The four panel plot below shows diagnostic plots that can aid in determining if the required assumptions of model are met. Based on the diagnostics below, the model fit is deemed to be good.

mod_bwt$mod_diag


Broadly, what we are looking for in these plots (and why) are:

Linear relationship check
  relatively even bands of points around a flat line at 0 as we move from left to right.

Normal distribution of errors check
  the points to fall close to the diagonal line.

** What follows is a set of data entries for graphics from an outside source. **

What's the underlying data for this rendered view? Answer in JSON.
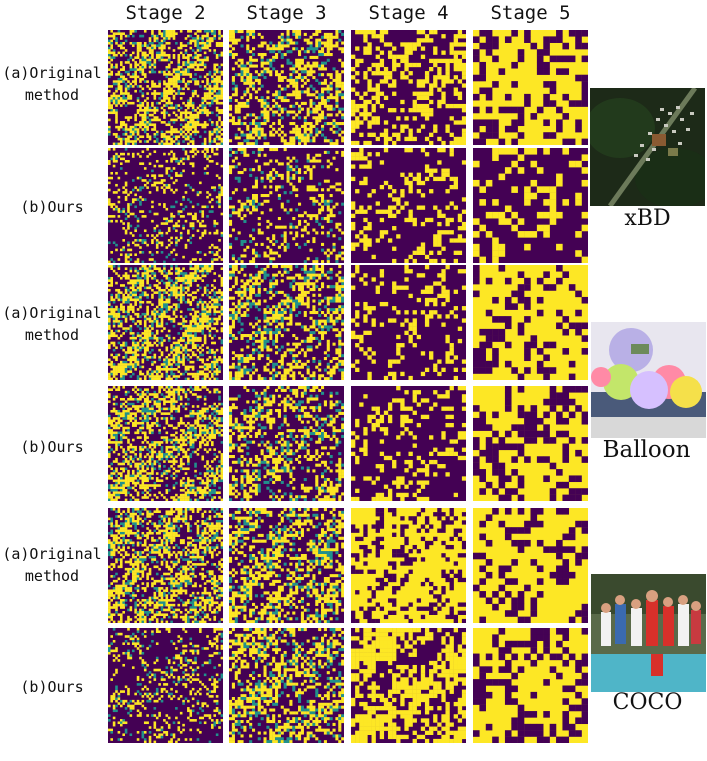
{
  "stages": [
    "Stage 2",
    "Stage 3",
    "Stage 4",
    "Stage 5"
  ],
  "rows": [
    {
      "label_line1": "(a)Original",
      "label_line2": "method"
    },
    {
      "label_line1": "(b)Ours",
      "label_line2": ""
    },
    {
      "label_line1": "(a)Original",
      "label_line2": "method"
    },
    {
      "label_line1": "(b)Ours",
      "label_line2": ""
    },
    {
      "label_line1": "(a)Original",
      "label_line2": "method"
    },
    {
      "label_line1": "(b)Ours",
      "label_line2": ""
    }
  ],
  "datasets": [
    {
      "name": "xBD",
      "icon": "aerial-photo-icon"
    },
    {
      "name": "Balloon",
      "icon": "balloon-photo-icon"
    },
    {
      "name": "COCO",
      "icon": "group-photo-icon"
    }
  ],
  "colors": {
    "low": "#440154",
    "mid": "#21918c",
    "high": "#fde725"
  }
}
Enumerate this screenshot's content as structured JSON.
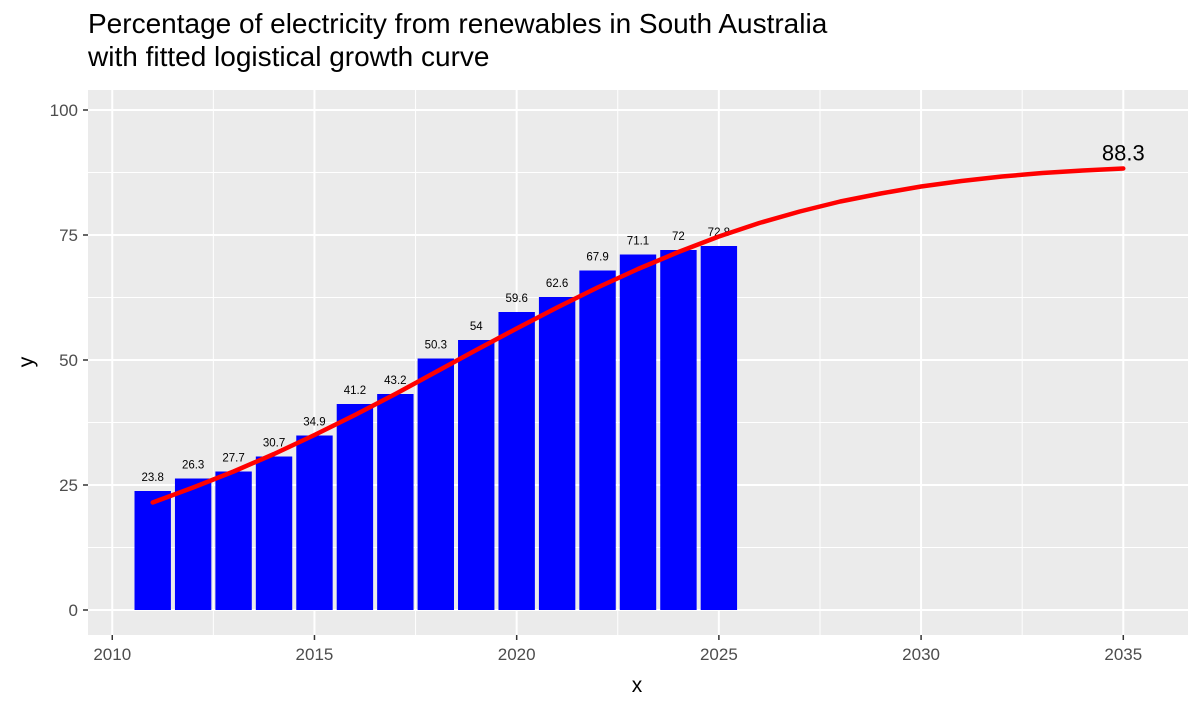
{
  "chart_data": {
    "type": "bar",
    "title": "Percentage of electricity from renewables in South Australia",
    "subtitle": "with fitted logistical growth curve",
    "xlabel": "x",
    "ylabel": "y",
    "xlim": [
      2009.4,
      2036.6
    ],
    "ylim": [
      -5,
      104
    ],
    "x_ticks": [
      2010,
      2015,
      2020,
      2025,
      2030,
      2035
    ],
    "y_ticks": [
      0,
      25,
      50,
      75,
      100
    ],
    "grid": true,
    "bar_color": "#0000ff",
    "curve_color": "#ff0000",
    "panel_color": "#ebebeb",
    "bars": {
      "x": [
        2011,
        2012,
        2013,
        2014,
        2015,
        2016,
        2017,
        2018,
        2019,
        2020,
        2021,
        2022,
        2023,
        2024,
        2025
      ],
      "values": [
        23.8,
        26.3,
        27.7,
        30.7,
        34.9,
        41.2,
        43.2,
        50.3,
        54,
        59.6,
        62.6,
        67.9,
        71.1,
        72,
        72.8
      ],
      "labels": [
        "23.8",
        "26.3",
        "27.7",
        "30.7",
        "34.9",
        "41.2",
        "43.2",
        "50.3",
        "54",
        "59.6",
        "62.6",
        "67.9",
        "71.1",
        "72",
        "72.8"
      ]
    },
    "fitted_curve": {
      "name": "fitted logistical growth curve",
      "x": [
        2011,
        2012,
        2013,
        2014,
        2015,
        2016,
        2017,
        2018,
        2019,
        2020,
        2021,
        2022,
        2023,
        2024,
        2025,
        2026,
        2027,
        2028,
        2029,
        2030,
        2031,
        2032,
        2033,
        2034,
        2035
      ],
      "values": [
        21.5,
        24.5,
        27.7,
        31.2,
        35.0,
        39.0,
        43.2,
        47.6,
        52.0,
        56.3,
        60.5,
        64.5,
        68.2,
        71.6,
        74.7,
        77.4,
        79.7,
        81.7,
        83.3,
        84.7,
        85.8,
        86.7,
        87.4,
        87.9,
        88.3
      ],
      "end_label": "88.3"
    }
  }
}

Influential observations check
  the points funnel close to 0 as we move from left to right with no extreme values in the top right or bottom right corners.

Homoscedasticity check
  checking residuals are relatively evenly spread across the range of predictions.


Model output

The table below shows the model output for the linear regression model, including the beta coefficient (and 95% confidence interval) and p-values associated with each variable in the model.

mod_bwt$mod_output %>% 
  thekids_table(colour = "DarkTeal",
                padding.left = 10, padding.right = 10)

Characteristic

Beta

p-value

(Intercept)

2,824.1 (2,351.4, 3,296.7)

0.000

smoke

No

Yes

-275.7 (-485.1, -66.2)

0.010

age

11.0 (-8.4, 30.3)

0.264

ht

No

Yes

-424.2 (-843.0, -5.4)

0.047

Abbreviation: CI = Confidence Interval

Model effect

The figure and table below show the predicted values (also known as the estimated marginal mean) for the outcome variable (infant birth weight) for each level of the exposure of interest (i.e., no maternal smoking in pregnancy or maternal smoking in pregnancy), along with a 95% confidence interval. Note, see table footnote for the values used for the other variables in the model.

mod_bwt$model %>% 
  ggeffects::predict_response("smoke") %>% 
  plot

mod_bwt$model %>% 
  ggeffects::predict_response("smoke") %>% 
  ggeffects::print_html()
Predicted values of bwt
smoke Predicted 95% CI
Adjusted for: age = 23.00, ht = No
No 3076.84 2943.20, 3210.47
Yes 2801.18 2635.57, 2966.79

Interpretation of model

For the example given above:

  • There is evidence to suggest that smoking during pregnancy is associated with reduced birth weight.
  • Maternal smoking during pregnancy is associated with a -275.66g lower birth weight (95% CI: -485.1,-66.2).